Split cord malformation associated with congenital dermoid cyst and myeloschisis - case-based literature review on possible embryonic derivation and implications

• Published in: British journal of neurosurgery Vol. 37; no. 5; pp. 1 - 1199
• Main Authors: Udayakumaran, Suhas, Onyia, Chiazor U
• Format: Journal Article
• Language: English
• Published: England Taylor & Francis Ltd 01.10.2023
• Subjects: Case reports; Cysts; Dermoid cyst; Myeloschisis; Case report; Split cord malformation
• ISSN: 0268-8697; 1360-046X
• DOI: 10.1080/02688697.2020.1830947

Split cord malformation co-existing with either congenital dermoid or myeloschisis has been previously reported. Theories exist which explain the underlying embryopathy behind the occurrence of each of these anomalies in conjunction with split cord malformation. However, the occurrence of all three anomalies in the same patient, to the best of our knowledge, has not yet been reported in the literature. We report two cases on the co-existence of congenital dermoid cyst with both myeloschisis and split cord malformation and review the literature on previous postulations of mechanisms that could possibly explain the simultaneous occurrence of all three distinct anomalies. They involve all three primary germ layers and therefore share a common embryonic origin from the epiblast.

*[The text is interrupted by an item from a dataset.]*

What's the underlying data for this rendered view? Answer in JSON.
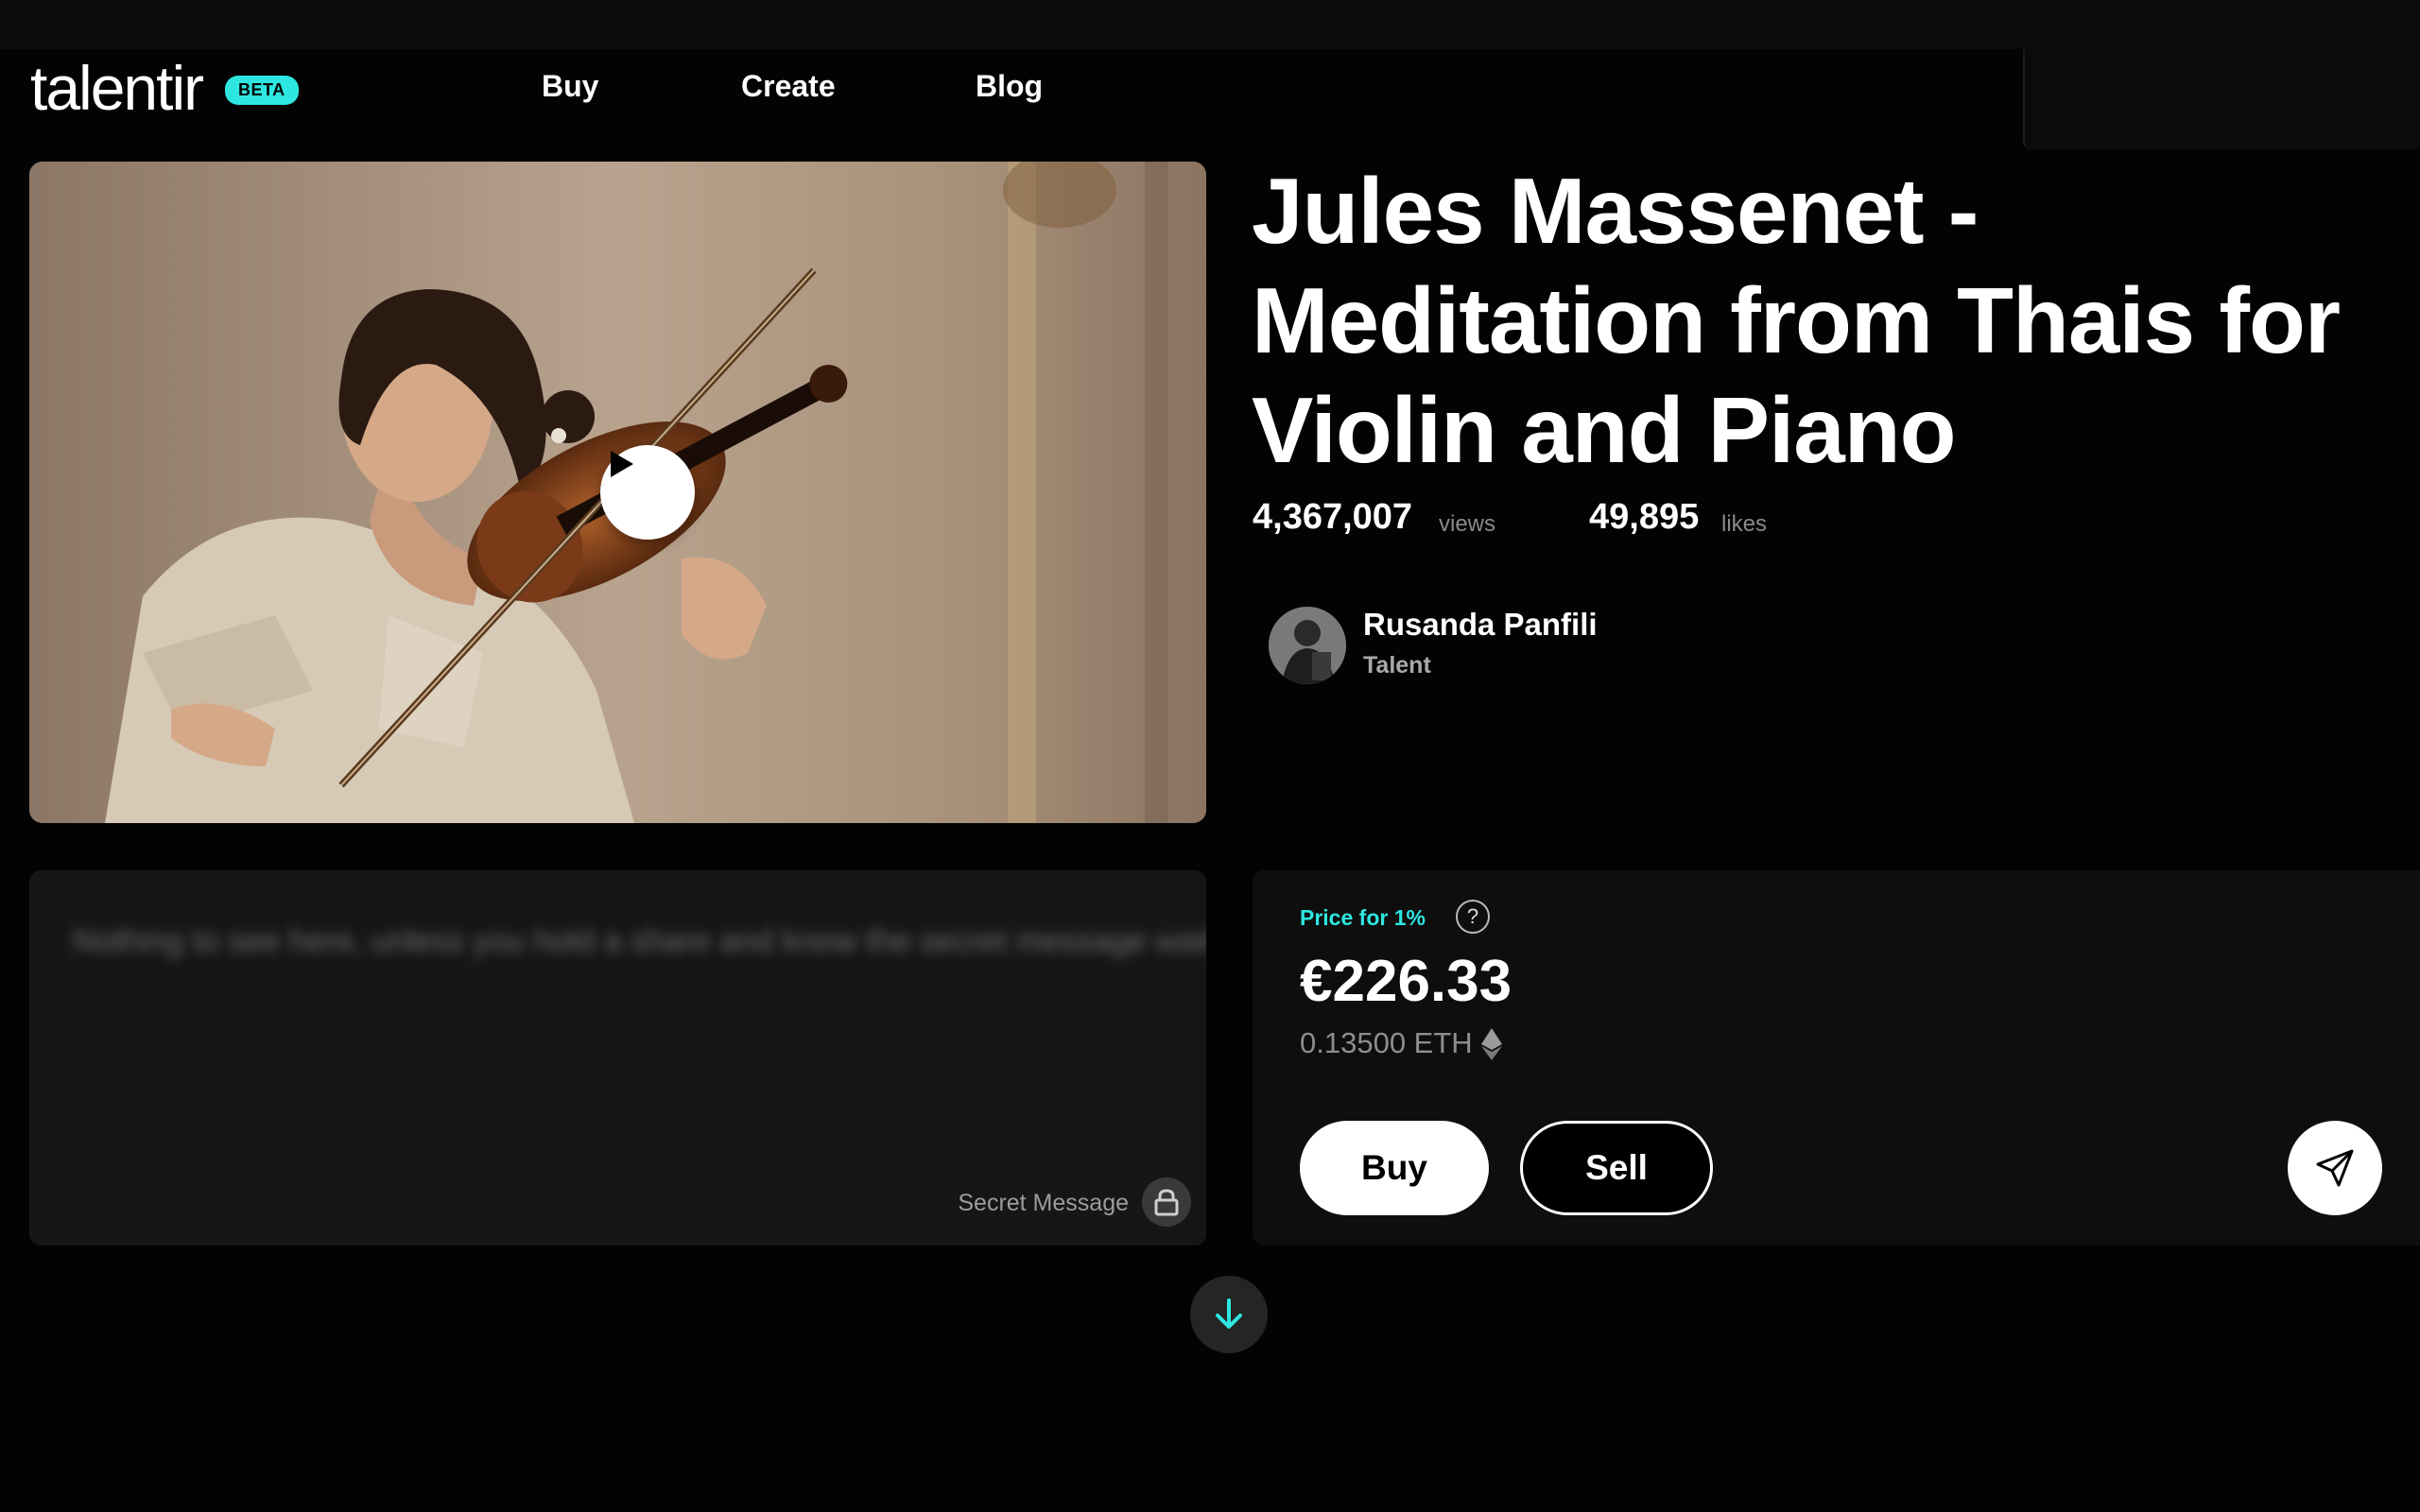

We try to explain their co-existence based on the theory of notochordal splitting and endomesechymal tract formation consequent on endodermal-ectodermal adhesion as postulated by Beardmore and Wigglesworth and discuss on implications in terms of treatment paradigms. The unusual combination of all three anomalies in both patients probably highlights a need for further research on their pathogenesis despite these previous theories. These cases demonstrate the fact that currently accepted embryological explanations of most pathologies especially outliers still fall short with much remaining to be understood.